Plexiglass is typically not the “go to” infill option for a project, but it usually ends up as a cost efficient substitute for a tempered glass railing. These two railings make up nearly every glass railing project installed. Plexiglass yields the same “see through” effect with a solid barrier at a cheaper cost. Depending on the quality and thickness, it can also provide incredible strength due to the amount of flex it can achieve. So, why doesn’t everyone use Plexiglass? While Plexiglass does offer a more cost effective solution, it has several disadvantages to a tempered glass panel.
Monolithic glass is an overarching term used to describe a single, solid piece of glass. The three most common types of monolithic glass are: acrylic glass, annealed glass, or tempered glass.
A laminated panel would not fall under the monolithic label as it is constructed from two tempered panels with a vinyl layer in between.
The process of tempering is often used to help give metal alloys, such as steel, additional strength. Once the panel is quenched, it is considered tempered. Tempered panels are extremely strong and excel in a glass railing system.
Laminated glass can be made from different glass materials, but the general concept is a panel constructed from two panes of glass with a vinyl interlayer adhering the two panes together. Laminated glass railing is the strongest option as the interlayer allows the panel to flex and absorb an enormous amount of force.
While there are different lamination options such as PVB, EVA, or SGP, Viewrail typically recommends EVA for interior projects and SGP for exterior projects.
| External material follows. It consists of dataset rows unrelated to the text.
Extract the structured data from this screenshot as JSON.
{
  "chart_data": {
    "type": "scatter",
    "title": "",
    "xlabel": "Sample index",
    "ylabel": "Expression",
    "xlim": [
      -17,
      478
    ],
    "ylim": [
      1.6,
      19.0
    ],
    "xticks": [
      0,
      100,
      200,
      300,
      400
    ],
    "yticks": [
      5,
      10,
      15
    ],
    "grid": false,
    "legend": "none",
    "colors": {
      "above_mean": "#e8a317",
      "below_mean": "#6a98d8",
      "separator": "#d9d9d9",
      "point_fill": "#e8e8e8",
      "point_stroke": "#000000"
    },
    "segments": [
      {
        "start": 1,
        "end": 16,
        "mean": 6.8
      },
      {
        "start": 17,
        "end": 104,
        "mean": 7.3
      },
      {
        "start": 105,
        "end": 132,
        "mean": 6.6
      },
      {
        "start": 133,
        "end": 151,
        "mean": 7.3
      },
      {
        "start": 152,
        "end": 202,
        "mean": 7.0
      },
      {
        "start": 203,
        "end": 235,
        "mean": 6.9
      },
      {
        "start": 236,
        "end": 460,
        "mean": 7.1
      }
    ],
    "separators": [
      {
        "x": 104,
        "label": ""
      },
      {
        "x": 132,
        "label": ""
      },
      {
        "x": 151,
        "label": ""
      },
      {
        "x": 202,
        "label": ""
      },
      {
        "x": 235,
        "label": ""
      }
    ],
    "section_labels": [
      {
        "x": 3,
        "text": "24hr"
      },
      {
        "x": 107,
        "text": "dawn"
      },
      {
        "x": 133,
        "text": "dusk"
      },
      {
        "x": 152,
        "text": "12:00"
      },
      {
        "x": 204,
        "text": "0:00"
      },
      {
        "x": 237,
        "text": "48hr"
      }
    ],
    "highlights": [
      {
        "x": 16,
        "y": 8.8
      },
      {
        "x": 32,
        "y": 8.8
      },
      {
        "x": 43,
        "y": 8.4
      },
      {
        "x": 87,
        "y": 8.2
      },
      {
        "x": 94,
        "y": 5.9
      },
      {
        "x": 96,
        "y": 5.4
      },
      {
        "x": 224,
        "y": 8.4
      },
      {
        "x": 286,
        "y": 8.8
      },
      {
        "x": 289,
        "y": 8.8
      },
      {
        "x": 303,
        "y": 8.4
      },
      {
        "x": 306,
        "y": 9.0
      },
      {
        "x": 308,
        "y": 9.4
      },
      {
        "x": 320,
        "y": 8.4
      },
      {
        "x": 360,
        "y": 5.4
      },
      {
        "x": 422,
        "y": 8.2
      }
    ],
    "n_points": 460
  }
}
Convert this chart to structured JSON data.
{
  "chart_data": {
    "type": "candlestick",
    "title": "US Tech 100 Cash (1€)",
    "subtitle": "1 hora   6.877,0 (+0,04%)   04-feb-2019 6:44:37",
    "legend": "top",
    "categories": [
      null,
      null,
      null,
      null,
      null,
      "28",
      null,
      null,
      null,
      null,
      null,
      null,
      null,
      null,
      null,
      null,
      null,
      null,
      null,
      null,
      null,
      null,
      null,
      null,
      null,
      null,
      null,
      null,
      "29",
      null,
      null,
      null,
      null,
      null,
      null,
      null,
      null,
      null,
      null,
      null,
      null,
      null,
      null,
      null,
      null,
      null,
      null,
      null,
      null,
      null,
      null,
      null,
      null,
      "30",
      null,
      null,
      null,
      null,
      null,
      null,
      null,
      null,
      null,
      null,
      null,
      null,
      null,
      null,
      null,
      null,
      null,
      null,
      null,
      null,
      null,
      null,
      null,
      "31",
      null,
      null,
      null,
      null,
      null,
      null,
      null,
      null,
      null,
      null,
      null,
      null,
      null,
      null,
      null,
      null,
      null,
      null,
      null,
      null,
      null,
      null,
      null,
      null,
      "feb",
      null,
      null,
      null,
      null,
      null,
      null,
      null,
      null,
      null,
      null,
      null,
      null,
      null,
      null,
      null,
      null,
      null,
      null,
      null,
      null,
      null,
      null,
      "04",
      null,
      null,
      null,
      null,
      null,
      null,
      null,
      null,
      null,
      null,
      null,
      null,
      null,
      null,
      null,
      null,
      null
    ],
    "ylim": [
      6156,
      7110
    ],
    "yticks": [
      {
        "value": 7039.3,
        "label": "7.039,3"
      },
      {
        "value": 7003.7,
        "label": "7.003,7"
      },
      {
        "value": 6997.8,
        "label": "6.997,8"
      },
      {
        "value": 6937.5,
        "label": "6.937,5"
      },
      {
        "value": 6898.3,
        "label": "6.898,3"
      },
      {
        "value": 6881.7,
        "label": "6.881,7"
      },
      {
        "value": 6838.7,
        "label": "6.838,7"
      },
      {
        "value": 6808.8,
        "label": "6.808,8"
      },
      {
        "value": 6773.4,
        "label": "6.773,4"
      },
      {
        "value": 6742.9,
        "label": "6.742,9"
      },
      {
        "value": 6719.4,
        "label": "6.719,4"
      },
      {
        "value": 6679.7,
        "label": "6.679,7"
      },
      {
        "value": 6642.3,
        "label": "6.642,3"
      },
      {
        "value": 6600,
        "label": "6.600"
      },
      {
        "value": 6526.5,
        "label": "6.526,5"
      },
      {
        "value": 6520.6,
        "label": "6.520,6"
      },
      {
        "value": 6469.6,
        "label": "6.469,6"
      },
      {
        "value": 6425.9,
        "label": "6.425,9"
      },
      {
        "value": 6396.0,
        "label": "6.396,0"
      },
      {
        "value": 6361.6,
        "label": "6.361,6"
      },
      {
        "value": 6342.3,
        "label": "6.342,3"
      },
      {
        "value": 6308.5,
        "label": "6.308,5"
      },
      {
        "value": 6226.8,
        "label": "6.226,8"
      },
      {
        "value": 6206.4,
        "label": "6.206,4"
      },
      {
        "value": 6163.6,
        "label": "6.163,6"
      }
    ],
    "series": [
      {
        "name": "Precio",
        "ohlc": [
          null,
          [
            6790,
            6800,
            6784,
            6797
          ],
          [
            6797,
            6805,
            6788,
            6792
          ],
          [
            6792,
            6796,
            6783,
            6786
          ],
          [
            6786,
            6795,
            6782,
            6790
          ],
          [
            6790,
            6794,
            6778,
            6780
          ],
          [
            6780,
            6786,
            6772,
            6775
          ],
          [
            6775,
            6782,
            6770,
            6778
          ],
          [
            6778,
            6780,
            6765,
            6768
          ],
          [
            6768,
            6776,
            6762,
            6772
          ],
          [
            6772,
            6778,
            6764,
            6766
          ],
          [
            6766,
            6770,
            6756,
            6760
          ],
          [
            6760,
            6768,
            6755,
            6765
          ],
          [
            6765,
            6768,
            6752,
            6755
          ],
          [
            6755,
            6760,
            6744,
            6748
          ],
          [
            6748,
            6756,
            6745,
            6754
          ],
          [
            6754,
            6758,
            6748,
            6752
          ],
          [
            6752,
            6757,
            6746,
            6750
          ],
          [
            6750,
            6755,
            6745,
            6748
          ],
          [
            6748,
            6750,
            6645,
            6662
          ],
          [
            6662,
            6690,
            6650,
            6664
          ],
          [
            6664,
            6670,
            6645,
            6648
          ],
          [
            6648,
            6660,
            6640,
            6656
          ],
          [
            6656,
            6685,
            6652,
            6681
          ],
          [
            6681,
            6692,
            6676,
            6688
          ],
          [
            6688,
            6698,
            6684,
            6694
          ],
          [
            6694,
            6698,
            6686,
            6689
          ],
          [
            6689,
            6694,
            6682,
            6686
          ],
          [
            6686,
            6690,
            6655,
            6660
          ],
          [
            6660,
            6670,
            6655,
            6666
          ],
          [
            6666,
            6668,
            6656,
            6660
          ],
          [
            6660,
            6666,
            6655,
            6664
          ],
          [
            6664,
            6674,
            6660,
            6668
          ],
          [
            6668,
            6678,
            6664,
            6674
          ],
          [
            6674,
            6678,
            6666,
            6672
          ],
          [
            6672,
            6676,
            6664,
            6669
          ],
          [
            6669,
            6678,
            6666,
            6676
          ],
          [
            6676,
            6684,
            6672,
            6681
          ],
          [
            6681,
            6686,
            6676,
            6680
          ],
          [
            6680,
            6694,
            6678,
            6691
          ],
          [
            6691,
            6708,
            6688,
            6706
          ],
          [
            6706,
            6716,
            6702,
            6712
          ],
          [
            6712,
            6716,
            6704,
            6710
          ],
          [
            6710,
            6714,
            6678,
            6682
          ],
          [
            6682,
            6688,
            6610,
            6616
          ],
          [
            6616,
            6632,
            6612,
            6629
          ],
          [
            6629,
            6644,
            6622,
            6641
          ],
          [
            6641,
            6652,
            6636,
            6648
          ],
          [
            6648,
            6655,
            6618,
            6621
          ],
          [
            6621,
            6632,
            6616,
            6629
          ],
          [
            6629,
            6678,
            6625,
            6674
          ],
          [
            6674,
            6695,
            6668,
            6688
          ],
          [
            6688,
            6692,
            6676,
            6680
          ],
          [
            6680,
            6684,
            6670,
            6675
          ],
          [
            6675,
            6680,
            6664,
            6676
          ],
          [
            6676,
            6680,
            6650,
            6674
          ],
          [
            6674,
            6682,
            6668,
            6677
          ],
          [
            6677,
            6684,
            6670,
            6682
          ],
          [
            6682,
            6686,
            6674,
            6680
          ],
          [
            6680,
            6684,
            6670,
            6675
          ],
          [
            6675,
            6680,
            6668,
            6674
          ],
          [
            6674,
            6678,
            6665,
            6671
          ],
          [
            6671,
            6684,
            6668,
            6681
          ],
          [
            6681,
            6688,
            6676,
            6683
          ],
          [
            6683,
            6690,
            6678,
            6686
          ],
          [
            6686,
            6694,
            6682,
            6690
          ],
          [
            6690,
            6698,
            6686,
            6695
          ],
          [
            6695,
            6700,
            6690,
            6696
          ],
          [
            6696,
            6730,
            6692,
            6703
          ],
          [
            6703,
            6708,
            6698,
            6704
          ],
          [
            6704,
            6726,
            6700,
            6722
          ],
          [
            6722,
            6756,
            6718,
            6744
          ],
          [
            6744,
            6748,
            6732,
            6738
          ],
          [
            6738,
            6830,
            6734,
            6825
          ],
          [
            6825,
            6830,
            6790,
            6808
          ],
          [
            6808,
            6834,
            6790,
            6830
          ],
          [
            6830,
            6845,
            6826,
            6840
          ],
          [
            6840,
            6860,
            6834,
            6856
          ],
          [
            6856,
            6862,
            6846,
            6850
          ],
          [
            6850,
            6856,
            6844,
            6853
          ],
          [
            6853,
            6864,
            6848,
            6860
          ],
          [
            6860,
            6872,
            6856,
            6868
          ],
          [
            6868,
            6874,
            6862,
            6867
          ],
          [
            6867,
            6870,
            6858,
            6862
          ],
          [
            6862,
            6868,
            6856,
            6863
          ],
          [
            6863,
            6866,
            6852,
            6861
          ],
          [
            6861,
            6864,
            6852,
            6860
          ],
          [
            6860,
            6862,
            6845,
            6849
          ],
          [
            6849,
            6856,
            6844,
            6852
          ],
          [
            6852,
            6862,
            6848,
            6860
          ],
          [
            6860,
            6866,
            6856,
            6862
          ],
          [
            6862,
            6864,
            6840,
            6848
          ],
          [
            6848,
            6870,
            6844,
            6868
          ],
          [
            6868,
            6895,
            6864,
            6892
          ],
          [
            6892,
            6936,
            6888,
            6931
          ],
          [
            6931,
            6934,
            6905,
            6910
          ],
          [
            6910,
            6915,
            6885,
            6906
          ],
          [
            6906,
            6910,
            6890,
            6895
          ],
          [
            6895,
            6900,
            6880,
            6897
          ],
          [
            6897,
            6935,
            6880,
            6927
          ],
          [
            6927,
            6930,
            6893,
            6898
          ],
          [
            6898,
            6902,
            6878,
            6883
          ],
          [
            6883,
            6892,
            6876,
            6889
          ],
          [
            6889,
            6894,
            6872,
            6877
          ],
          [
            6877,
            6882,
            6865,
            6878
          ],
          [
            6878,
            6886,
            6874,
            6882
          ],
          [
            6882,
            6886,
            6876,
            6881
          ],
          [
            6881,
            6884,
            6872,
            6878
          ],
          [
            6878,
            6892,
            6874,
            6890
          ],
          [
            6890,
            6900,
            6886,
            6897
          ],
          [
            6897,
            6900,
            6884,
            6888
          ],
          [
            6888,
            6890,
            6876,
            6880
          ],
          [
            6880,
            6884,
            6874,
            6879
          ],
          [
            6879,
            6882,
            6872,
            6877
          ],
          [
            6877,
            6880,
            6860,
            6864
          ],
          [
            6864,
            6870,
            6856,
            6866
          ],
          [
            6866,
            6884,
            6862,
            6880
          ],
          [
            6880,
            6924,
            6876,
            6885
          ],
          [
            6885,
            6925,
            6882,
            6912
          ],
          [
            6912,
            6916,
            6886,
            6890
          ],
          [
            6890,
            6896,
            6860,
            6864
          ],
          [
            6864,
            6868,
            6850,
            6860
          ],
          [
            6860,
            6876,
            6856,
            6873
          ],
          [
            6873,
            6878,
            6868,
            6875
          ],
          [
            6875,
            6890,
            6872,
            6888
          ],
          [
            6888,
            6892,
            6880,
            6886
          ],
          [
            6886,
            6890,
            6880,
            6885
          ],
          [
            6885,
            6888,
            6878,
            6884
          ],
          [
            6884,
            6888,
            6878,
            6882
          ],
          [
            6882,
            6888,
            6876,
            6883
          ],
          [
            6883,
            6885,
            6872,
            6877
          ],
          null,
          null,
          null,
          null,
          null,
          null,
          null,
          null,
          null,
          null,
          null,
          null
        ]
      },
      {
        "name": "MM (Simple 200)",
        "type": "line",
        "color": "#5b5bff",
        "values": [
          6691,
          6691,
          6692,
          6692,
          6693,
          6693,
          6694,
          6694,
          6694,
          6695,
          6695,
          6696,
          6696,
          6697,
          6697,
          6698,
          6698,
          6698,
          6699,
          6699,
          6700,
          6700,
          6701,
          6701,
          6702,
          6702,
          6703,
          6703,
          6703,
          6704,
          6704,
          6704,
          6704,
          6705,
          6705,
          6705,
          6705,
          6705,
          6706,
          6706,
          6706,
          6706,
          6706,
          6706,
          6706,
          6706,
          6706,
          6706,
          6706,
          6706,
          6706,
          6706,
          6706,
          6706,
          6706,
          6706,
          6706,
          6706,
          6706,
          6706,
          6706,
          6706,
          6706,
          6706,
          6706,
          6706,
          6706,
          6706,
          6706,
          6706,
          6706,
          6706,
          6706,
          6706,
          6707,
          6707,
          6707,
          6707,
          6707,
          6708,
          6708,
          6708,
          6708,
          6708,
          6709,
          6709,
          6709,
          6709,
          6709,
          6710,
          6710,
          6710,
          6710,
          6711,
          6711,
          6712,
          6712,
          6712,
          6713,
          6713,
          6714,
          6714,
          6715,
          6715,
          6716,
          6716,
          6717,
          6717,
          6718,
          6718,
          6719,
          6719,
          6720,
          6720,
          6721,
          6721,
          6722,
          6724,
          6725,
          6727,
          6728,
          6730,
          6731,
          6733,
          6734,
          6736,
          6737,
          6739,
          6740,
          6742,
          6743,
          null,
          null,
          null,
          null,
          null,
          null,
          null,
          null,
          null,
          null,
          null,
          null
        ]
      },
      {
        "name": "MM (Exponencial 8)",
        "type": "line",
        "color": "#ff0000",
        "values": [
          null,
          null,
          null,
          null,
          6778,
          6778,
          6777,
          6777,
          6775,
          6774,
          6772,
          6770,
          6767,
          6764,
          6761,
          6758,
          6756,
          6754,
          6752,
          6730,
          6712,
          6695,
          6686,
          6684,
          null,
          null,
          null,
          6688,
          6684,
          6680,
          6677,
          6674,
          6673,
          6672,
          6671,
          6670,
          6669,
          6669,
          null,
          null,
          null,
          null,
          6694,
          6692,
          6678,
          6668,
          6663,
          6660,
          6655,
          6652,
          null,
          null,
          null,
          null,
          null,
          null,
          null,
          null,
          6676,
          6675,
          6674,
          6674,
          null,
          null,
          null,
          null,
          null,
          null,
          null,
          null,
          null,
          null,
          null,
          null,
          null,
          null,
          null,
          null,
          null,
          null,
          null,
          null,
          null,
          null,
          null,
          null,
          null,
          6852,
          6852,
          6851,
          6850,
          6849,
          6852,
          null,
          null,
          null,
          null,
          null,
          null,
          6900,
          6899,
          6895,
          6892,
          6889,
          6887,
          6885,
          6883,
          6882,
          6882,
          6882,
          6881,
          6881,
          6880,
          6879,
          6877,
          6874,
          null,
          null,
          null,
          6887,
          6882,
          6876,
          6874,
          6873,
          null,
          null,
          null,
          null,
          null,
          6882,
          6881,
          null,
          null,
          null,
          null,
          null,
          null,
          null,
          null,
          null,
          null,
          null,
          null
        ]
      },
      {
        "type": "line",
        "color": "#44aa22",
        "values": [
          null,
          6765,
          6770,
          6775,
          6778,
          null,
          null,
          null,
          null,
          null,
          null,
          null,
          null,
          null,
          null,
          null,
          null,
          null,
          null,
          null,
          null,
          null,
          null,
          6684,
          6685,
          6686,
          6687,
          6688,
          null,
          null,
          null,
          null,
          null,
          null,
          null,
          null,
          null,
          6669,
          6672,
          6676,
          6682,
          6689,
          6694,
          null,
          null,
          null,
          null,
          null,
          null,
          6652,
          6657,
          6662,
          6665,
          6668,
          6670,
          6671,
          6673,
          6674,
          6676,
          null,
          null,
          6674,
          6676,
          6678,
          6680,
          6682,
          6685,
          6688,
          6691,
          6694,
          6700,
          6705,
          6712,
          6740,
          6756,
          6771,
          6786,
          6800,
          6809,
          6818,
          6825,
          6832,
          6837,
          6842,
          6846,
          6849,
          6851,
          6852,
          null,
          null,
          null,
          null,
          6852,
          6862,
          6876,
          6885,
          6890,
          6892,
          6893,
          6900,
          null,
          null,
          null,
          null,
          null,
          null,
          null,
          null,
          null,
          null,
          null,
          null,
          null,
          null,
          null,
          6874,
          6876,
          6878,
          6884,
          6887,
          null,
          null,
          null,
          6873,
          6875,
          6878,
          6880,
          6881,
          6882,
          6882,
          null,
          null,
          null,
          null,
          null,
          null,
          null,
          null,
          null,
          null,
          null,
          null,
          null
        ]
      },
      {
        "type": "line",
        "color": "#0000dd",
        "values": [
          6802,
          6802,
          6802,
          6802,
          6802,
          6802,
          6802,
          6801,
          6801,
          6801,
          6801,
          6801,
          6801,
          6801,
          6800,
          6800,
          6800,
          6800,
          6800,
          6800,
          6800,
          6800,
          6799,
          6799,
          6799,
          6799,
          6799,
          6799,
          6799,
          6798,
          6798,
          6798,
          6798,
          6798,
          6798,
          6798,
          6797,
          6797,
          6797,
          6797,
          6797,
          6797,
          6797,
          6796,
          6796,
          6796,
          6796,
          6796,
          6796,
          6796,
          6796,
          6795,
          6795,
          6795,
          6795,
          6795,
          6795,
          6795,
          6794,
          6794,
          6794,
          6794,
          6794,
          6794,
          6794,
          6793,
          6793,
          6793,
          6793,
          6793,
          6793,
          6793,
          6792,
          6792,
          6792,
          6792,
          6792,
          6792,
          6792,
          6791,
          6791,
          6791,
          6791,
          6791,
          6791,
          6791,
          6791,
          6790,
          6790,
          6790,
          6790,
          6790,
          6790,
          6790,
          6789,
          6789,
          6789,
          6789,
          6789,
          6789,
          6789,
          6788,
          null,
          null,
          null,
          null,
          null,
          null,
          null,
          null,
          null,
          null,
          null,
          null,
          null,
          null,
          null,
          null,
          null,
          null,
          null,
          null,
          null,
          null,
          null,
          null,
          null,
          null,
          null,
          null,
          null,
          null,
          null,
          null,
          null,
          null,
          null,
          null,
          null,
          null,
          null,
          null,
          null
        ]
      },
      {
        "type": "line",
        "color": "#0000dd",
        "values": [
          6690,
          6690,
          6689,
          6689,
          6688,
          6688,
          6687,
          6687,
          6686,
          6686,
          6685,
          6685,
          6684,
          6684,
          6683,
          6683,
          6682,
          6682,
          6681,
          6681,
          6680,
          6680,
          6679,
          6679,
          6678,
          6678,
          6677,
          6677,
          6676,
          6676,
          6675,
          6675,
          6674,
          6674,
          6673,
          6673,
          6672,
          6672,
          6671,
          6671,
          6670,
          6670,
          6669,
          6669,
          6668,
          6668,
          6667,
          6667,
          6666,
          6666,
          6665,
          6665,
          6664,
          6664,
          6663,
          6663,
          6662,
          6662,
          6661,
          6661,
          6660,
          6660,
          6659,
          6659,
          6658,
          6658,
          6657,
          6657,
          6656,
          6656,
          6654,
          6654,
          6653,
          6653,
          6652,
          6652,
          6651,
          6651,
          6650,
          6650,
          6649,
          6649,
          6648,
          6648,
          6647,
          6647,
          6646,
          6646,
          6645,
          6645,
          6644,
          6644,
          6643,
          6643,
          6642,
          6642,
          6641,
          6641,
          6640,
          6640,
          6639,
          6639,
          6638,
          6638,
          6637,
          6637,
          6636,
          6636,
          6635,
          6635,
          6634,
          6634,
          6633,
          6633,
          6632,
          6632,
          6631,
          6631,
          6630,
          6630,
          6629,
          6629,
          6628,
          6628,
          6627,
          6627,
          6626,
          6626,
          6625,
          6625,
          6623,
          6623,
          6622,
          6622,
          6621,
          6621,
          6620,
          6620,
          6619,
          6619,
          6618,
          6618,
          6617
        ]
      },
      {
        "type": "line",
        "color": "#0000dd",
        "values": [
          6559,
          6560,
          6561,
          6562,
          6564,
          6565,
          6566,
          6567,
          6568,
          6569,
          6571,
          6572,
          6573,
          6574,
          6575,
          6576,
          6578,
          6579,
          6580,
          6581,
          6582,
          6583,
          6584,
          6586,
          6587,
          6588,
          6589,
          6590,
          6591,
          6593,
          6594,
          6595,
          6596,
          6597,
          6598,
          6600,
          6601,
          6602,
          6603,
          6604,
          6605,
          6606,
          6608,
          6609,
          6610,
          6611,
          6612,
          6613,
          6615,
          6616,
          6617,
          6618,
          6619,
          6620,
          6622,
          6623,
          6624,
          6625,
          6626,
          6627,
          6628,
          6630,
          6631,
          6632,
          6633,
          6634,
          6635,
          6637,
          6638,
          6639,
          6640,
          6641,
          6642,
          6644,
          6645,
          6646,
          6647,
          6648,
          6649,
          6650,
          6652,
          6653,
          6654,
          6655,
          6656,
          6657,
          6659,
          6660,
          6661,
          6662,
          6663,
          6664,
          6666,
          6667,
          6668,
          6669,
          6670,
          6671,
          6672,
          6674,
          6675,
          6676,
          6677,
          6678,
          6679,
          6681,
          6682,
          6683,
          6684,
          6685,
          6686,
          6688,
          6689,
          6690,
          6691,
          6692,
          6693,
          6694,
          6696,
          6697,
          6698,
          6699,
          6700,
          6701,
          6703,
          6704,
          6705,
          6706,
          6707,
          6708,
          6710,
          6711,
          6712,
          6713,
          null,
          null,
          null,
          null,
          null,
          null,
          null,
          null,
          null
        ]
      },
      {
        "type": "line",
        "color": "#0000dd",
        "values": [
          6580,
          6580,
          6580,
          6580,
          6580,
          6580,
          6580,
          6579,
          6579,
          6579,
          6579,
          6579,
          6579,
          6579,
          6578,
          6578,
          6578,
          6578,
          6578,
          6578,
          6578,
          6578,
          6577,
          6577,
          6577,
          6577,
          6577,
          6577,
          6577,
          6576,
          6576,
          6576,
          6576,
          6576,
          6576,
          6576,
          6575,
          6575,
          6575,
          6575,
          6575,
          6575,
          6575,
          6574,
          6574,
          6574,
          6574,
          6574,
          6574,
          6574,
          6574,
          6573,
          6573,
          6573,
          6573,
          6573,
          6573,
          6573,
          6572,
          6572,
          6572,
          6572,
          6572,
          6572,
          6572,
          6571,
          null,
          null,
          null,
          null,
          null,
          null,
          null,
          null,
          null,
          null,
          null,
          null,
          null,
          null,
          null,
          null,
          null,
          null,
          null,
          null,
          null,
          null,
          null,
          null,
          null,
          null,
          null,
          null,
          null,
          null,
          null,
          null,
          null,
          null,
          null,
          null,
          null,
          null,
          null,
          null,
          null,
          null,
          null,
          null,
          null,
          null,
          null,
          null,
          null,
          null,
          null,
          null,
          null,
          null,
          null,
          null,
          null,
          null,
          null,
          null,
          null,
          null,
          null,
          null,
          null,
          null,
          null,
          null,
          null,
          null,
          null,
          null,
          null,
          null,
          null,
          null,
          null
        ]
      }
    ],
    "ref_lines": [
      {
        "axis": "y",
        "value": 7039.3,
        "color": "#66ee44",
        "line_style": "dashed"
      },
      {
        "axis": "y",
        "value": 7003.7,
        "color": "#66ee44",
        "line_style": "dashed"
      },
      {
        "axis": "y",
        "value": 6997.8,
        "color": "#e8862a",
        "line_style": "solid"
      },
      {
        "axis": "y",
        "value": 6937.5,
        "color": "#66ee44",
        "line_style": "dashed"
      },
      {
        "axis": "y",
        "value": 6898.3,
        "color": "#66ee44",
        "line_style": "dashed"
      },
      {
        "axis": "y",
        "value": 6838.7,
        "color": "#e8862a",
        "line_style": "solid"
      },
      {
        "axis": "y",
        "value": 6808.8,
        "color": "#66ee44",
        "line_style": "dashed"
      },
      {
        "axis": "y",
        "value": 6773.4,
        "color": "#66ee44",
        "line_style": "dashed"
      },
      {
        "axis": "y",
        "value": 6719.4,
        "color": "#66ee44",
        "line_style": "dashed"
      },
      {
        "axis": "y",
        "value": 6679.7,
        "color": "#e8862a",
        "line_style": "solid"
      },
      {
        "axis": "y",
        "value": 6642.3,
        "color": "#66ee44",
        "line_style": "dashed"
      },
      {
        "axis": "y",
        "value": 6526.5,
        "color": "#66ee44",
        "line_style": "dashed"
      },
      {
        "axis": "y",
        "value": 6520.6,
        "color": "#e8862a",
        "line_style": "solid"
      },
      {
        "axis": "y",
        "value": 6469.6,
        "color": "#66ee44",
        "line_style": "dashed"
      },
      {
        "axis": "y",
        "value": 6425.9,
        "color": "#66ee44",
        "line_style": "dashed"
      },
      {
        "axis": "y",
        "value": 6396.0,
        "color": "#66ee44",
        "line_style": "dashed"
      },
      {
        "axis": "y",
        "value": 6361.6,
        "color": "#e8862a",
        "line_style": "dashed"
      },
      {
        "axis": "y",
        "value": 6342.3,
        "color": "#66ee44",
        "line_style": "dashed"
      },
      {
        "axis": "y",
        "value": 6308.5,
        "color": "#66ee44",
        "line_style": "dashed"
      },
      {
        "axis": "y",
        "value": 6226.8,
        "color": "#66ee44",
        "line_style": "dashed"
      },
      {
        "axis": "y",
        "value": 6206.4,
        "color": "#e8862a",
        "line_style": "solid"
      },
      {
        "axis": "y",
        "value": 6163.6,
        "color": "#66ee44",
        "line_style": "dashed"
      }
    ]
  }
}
SGP is incredibly resistant to UV and moisture damage, and is even rated for hurricane force winds. Laminated glass railing is most commonly found on coastal exterior decks, or commercial grade projects. Tempered glass panels vs. laminate glass panels
What is Annealed Glass?
Once glass achieves its annealed state, it can be cut or drilled without shattering.
However, at this stage it is not incredibly strong, and if it breaks it typically breaks into shards which can be dangerous. This is why the tempering process for glass railing is incredibly important.
Properties of Glass
UV Resistance: When considering a transparent railing solution, it is important that the barrier remains transparent. Since Plexiglass, also called acrylic glass, is technically a plastic, it begins to lose its transparency overtime when exposed to UV rays. It becomes cloudy or yellow and difficult to see through, which results in the need to replace the panels.
Scratching: Glass is extremely hard to permanently scratch. Typically, it takes an intention effort with a sharp object to scratch tempered glass. However, Plexiglass is relatively easy to scratch due to it’s softer plastic properties.
Once scratched, it is impossible to fix. If you think about headlights again, you can look and see a litany of overlapping scratches.
If your goal is a durable, transparent, and tough railing system, scratches and mars can easily detract from the appearance and presentation of your system.
Once again, after a while of use, it is possible Plexiglass panels would need to be replaced.
Cleaning: Let’s be honest, with either system some amount of cleaning is required. The same way you clean your house, or sweep your floors, or wash your car, is the same way every railing system requires a bit of maintenance to keep a great appearance.
The good news is: everyone knows how to clean glass and it’s hard to go wrong. There are many, many cleaners out there that would help clean and protect a glass panel.